Het hof heeft de primaire vordering van FBS tot vernietiging van de koopovereenkomst wegens dwaling toegewezen, evenals de vordering tot terugbetaling door Vano van de koopsom. Ook de vordering tot vergoeding van schade, nader op te maken bij staat, heeft het hof toewijsbaar geacht “nu de mogelijkheid dat FBS, door de verkeerde voorstelling van zaken – die gelet op de door Vano gegeven garanties tevens een tekortkoming in de nakoming van de overeenkomst oplevert – schade heeft geleden, voldoende aannemelijk is” (r.o. 4.20). Het hof heeft de zaak vervolgens naar de rol verwezen zodat beide partijen zich erover konden uitlaten of zij verwijzing naar de schadestaatprocedure wensten. In een later stadium heeft het hof op verzoek van partijen de mogelijkheid van tussentijds cassatieberoep opengesteld.

Het geding in cassatie

Vano heeft in cassatie betoogd dat het hof met zijn hiervoor weergegeven oordeel heeft miskend dat vernietiging van de koopovereenkomst wegens dwaling meebrengt dat geen ruimte bestaat voor toewijzing van schadevergoeding wegens tekortkoming in de nakoming van de overeenkomst.

Deze klacht treft doel. De Hoge Raad overweegt dat de vernietiging van de koopovereenkomst in beginsel ook de genoemde garanties treft en dat er dan geen sprake meer is van een tekortkoming in de nakoming daarvan.
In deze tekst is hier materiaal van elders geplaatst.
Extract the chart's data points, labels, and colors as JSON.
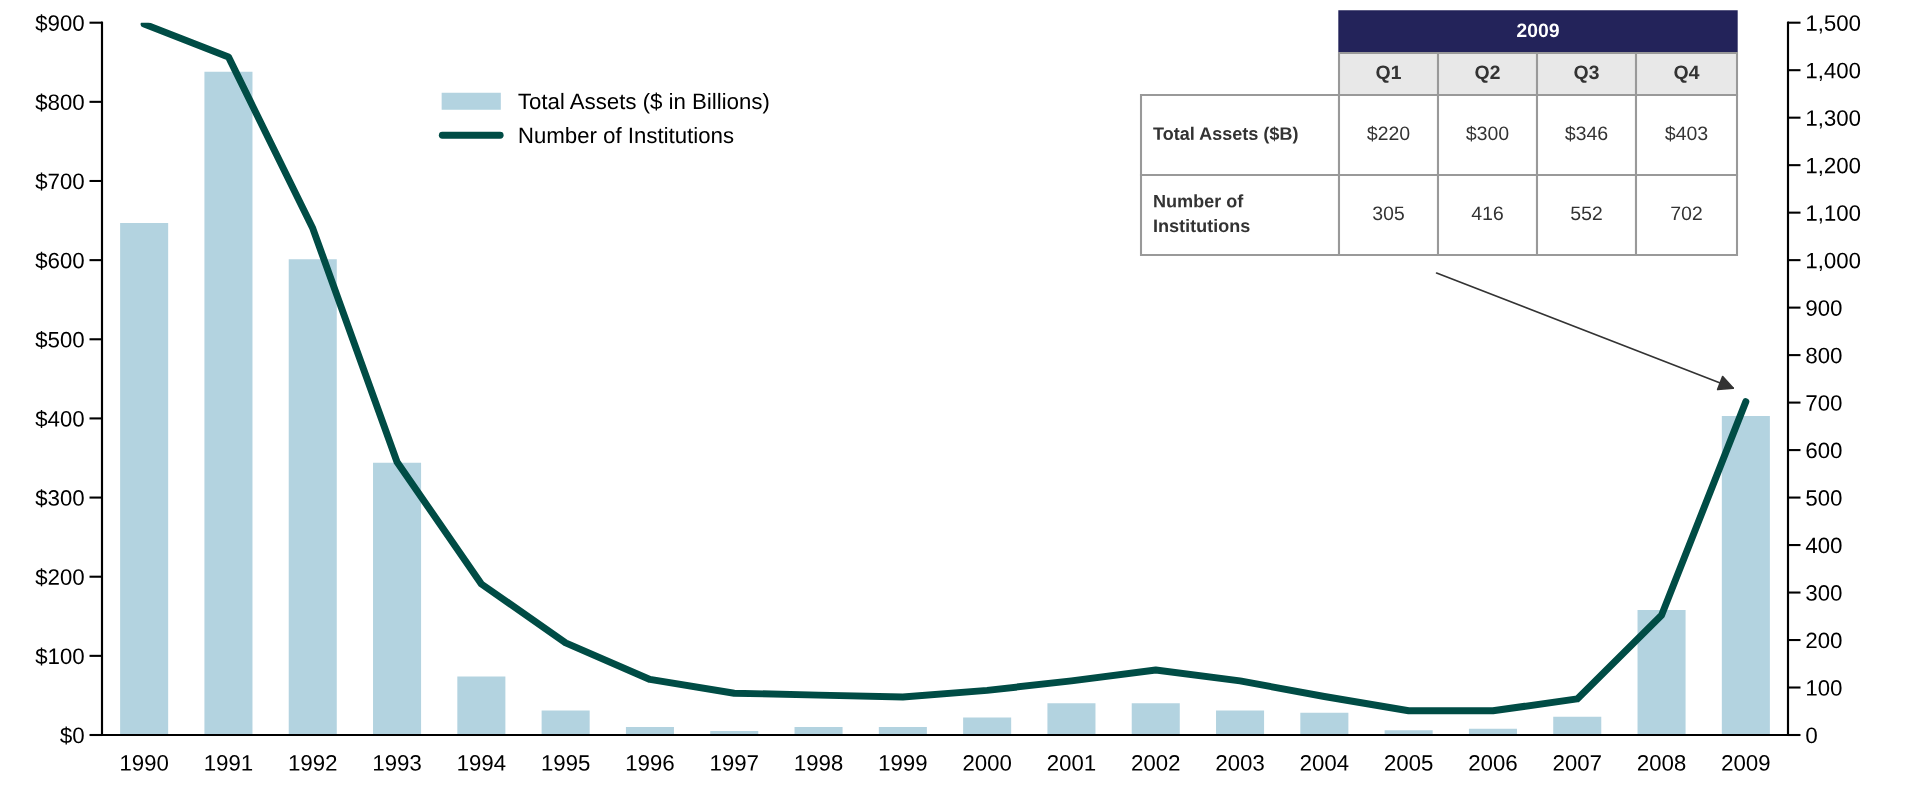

Als het hof dit heeft miskend, heeft het van een onjuiste rechtsopvatting blijk gegeven en als het van oordeel was dat op dit uitgangspunt in het gegeven geval een uitzondering moest worden gemaakt, heeft het zijn oordeel onvoldoende gemotiveerd, aldus de Hoge Raad in r.o. 3.5.1.

De Hoge Raad overweegt in r.o. 3.5.2:

“De vernietiging van de overeenkomst brengt mee dat de enkele omstandigheid dat Vano – de vernietiging weggedacht – is tekortgeschoten in de nakoming van de overeenkomst, niet de verwijzing van partijen naar de schadestaat rechtvaardigt. Het slagen van het beroep op dwaling betekent immers niet dat de wederpartij van de dwalende jegens haar schadeplichtig is. Daarvoor dient een specifieke rechtsgrond aanwezig te zijn, en het hof heeft het bestaan van een zodanige grond niet vastgesteld.”

Ook Advocaat-Generaal Wissink ging er in zijn (door de Hoge Raad gevolgde) conclusie van uit dat voor schadeplichtigheid jegens de dwalende een specifieke rechtsgrond is vereist, zoals (met name) onrechtmatige daad (sub 3.21.1-3.21.2).

De Hoge Raad vernietigt het arrest van het hof en verwijst het geding naar een ander hof ter verdere behandeling en beslissing.